The crowd met the statement by chanting “Death to Israel.”
To an unbiased observer (which would apparently exclude the New York Times), the existential threat to Israel was at least half the story. Infinitely more, when you consider the consequences of the threats.
An Iranian bomb would change the balance of power in the region and endanger all moderate Arab regimes while strengthening the hand of Tehran’s terrorist allies such as Hezbollah in Lebanon and Hamas (though relations between Gaza and Iran have cooled recently). It would also threaten the free flow of oil from the Gulf to the West and diminish the strategic position as well as the security of both the United States and Europe.
But it is only Israel that Iran has promised to destroy. That is why placing a nuclear weapon in the hands of a regime pledged to the eradication of the Jewish state is a different order of threat than Khamenei’s usual bluster aimed at the United States. Because of its small size and concentrated population, one or two nuclear explosions would mean another Holocaust.
So when Khamenei repeats the Islamist regime’s pledge to make good on its threat to destroy “the Zionist regime” in the same context as its vow to satisfy its nuclear ambitions, this is no minor rhetorical point.
For the Times to eliminate Khamenei’s threat to Israel from its coverage even as it accurately reports other elements of the speech is more than curious. At the very least, it is an egregious error of judgment. At worst, it smacks of an effort to skew the discussion about Iran away from the imminent peril that its Tehran’s nuclear program represents.
No, at worst it is far worse than that: it implies agreement. The reporters and editors at the Times wouldn’t say it, but perhaps they agree that Israel is a cancer that must be removed. That would certainly explain the bias of their coverage. I’ll be generous enough to allow that they would prefer the removal be accomplished by means other than megaton warheads, but maybe they’re not so fussy.

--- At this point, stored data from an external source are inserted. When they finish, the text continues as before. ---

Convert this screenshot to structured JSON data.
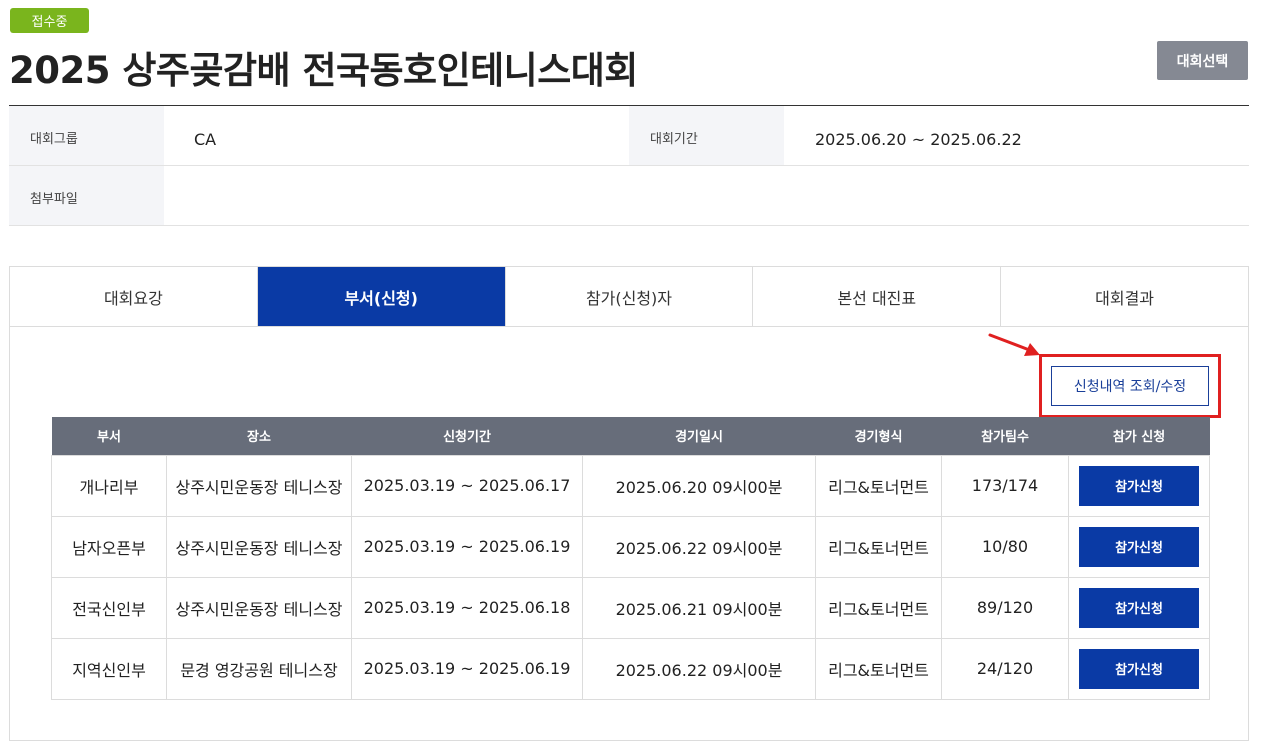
{
  "header": {
    "status_badge": "접수중",
    "title": "2025 상주곶감배 전국동호인테니스대회",
    "select_button": "대회선택"
  },
  "info": {
    "group_label": "대회그룹",
    "group_value": "CA",
    "period_label": "대회기간",
    "period_value": "2025.06.20 ~ 2025.06.22",
    "attachment_label": "첨부파일",
    "attachment_value": ""
  },
  "tabs": [
    {
      "label": "대회요강",
      "active": false
    },
    {
      "label": "부서(신청)",
      "active": true
    },
    {
      "label": "참가(신청)자",
      "active": false
    },
    {
      "label": "본선 대진표",
      "active": false
    },
    {
      "label": "대회결과",
      "active": false
    }
  ],
  "view_button": "신청내역 조회/수정",
  "table": {
    "headers": [
      "부서",
      "장소",
      "신청기간",
      "경기일시",
      "경기형식",
      "참가팀수",
      "참가 신청"
    ],
    "rows": [
      {
        "division": "개나리부",
        "venue": "상주시민운동장 테니스장",
        "period": "2025.03.19 ~ 2025.06.17",
        "datetime": "2025.06.20 09시00분",
        "format": "리그&토너먼트",
        "teams": "173/174",
        "action": "참가신청"
      },
      {
        "division": "남자오픈부",
        "venue": "상주시민운동장 테니스장",
        "period": "2025.03.19 ~ 2025.06.19",
        "datetime": "2025.06.22 09시00분",
        "format": "리그&토너먼트",
        "teams": "10/80",
        "action": "참가신청"
      },
      {
        "division": "전국신인부",
        "venue": "상주시민운동장 테니스장",
        "period": "2025.03.19 ~ 2025.06.18",
        "datetime": "2025.06.21 09시00분",
        "format": "리그&토너먼트",
        "teams": "89/120",
        "action": "참가신청"
      },
      {
        "division": "지역신인부",
        "venue": "문경 영강공원 테니스장",
        "period": "2025.03.19 ~ 2025.06.19",
        "datetime": "2025.06.22 09시00분",
        "format": "리그&토너먼트",
        "teams": "24/120",
        "action": "참가신청"
      }
    ]
  },
  "colors": {
    "badge": "#7ab51d",
    "accent": "#0a3aa5",
    "header_row": "#676d7a",
    "highlight": "#e02020"
  }
}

Now hold on, BTL, you say. Aren’t at least some of the editors and reporters at the Times Jewish? To which I answer: so what? Haven’t we learned by now that politics is identity? To the American Left (I can’t speak for other species), there is no stronger affiliation—not religious, not ethnic, not nothing—than politics. That is why a black radio DJ can accuse a black Republican candidate of being a “token Negro” [see below], call her a “curly-haired nigga”, and refuse to shake her hand for fear of getting her “whiteness” on him. (He apologized—but only for the “whiteness” part; he stood by everything else.)
And that is why the Times can act as a Holocaust (Part Deux) Denier before the fact.